Whether you realize it or not, we’re always pitching something to someone. That someone might be a new client, board member, colleague or even a spouse, and there are proven techniques that work for all of them.
There is nothing worse than being pitched something that you do not need (this also includes ideas you don’t agree with or believe). Using the four tips below, you can start to pitch smarter and get the “yes” you want no matter who the client.
1. It’s Not About You
It’s always about them. Many people think they need to jump into the spotlight and deliver a pre-planned, dog and pony show to get the “yes.” This one-sided method (and stressful belief) of pushing the concept or product on a client doesn’t work. To achieve a truly successful pitch, you must switch your mindset, and shift the meeting to being all about them.
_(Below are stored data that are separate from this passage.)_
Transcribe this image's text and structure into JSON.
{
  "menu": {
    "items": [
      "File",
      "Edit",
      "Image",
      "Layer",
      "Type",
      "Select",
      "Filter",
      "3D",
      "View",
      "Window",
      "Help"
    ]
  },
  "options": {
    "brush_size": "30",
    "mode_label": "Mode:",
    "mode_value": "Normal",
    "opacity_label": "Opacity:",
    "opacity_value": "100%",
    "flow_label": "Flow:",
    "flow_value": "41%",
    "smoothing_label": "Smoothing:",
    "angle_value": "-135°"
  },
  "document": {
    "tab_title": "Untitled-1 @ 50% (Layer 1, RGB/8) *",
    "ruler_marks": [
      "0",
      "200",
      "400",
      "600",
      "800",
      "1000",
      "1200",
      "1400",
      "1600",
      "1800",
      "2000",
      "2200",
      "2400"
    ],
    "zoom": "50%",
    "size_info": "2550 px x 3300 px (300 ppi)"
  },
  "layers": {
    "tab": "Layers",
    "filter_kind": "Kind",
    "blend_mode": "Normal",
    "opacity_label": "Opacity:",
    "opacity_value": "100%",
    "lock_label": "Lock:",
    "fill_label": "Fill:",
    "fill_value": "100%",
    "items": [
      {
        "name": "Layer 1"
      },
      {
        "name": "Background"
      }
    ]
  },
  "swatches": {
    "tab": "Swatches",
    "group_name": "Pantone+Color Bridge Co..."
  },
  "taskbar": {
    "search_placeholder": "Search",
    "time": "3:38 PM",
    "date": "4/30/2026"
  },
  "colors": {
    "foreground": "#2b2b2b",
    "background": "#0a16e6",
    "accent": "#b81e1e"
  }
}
Instead, focus more on the person in front of you and what they need-and how you can help them succeed. This simple mindset change will transform the pitch dynamic, take the pressure off of you, and make the client feel both seen and heard. Suddenly your “pitches” will feel more authentic, and more like “discussions” aimed at helping your client.
2. Set Goals
Before every pitch, make sure to always set both a primary goal and a secondary goal.
- To determine the primary goal, you need to ask yourself: what does a “win-win” look like? What is possible?
- The secondary goal, which is even more critical, is to build a relationship.
Keeping this secondary goal in mind automatically transforms the focus of your pitch to having fun, creating connections, solving problems, and leaving your client thinking, “Wow! I want to do business with this person.”
This secondary goal is crucial because pitching is all about timing. Although today may not be your day to get that “yes,” building a rapport with the client makes the next meeting that much easier and gets you one step closer to a future yes. Retaining clients is always easier and less costly than acquiring new ones. So make the aim of every pitch a chance to turn a client into a long-term partner.
3. Do Your Homework
Before any pitch, always make sure to understand both the person you are meeting with and the company itself. You can begin by doing a deep dive on LinkedIn, Instagram, Facebook, and Google to find information well beyond what you can find on their website.
Try to pick up information on corporate culture, news (good or bad), icebreakers, and more. You may even find the key to creating a deeper connection with the client through a shared interest. Having this knowledge will greatly pay off in your pitch by helping you adjust your content based on what you uncover before the meeting so that you can connect more genuinely with the client during the meeting. Through this simple technique, you can find natural commonalities with your client and build greater trust and rapport to get the “yes.”
4. Ask Questions
This is a game changer. Before revealing even a hint of your pitch, ask questions first. Things are constantly changing in the world, and you may think you know what your client wants, but until you ask them point-blank, then you won’t truly know.
Here are some good questions to start with:
- What’s working? And what’s not?
- How’s the re-org?
- How’s the new CEO?
- What do you need?
Their answers to these questions will help you adjust your pitch (on the fly) to better suit their actual needs- and your odds of getting a “yes” increase dramatically when you know what they want, and what they don’t want. This vital info will allow you to focus your pitch on the elements that will appeal to them, while avoiding the things that are deal-breakers. So ask questions and adjust your pitch accordingly. Even if that means not pitching.
Yes, that’s right. Remember your secondary goal ( build a relationship) and sometimes you’ll have to avoid pitching when the answers to your questions make pitching a bad decision that will be perceived as tone-deaf to the discussion you’ve just had. It’s not an easy decision when you have worked so hard on a concept or product that you genuinely believe in, but there is no sense in pitching someone who doesn’t need or want what you’re selling.
Worse than getting a “no” from a client is being perceived as a pushy salesperson, and not a partner who listens and understands their clients’ needs. You want to make sure that the next time you call on that client, their door is open, and they are excited to see what you have to share. Remember, pitching is all about timing and building relationships. Play the long game, tailor your pitch accordingly, and the “yes” will surely come.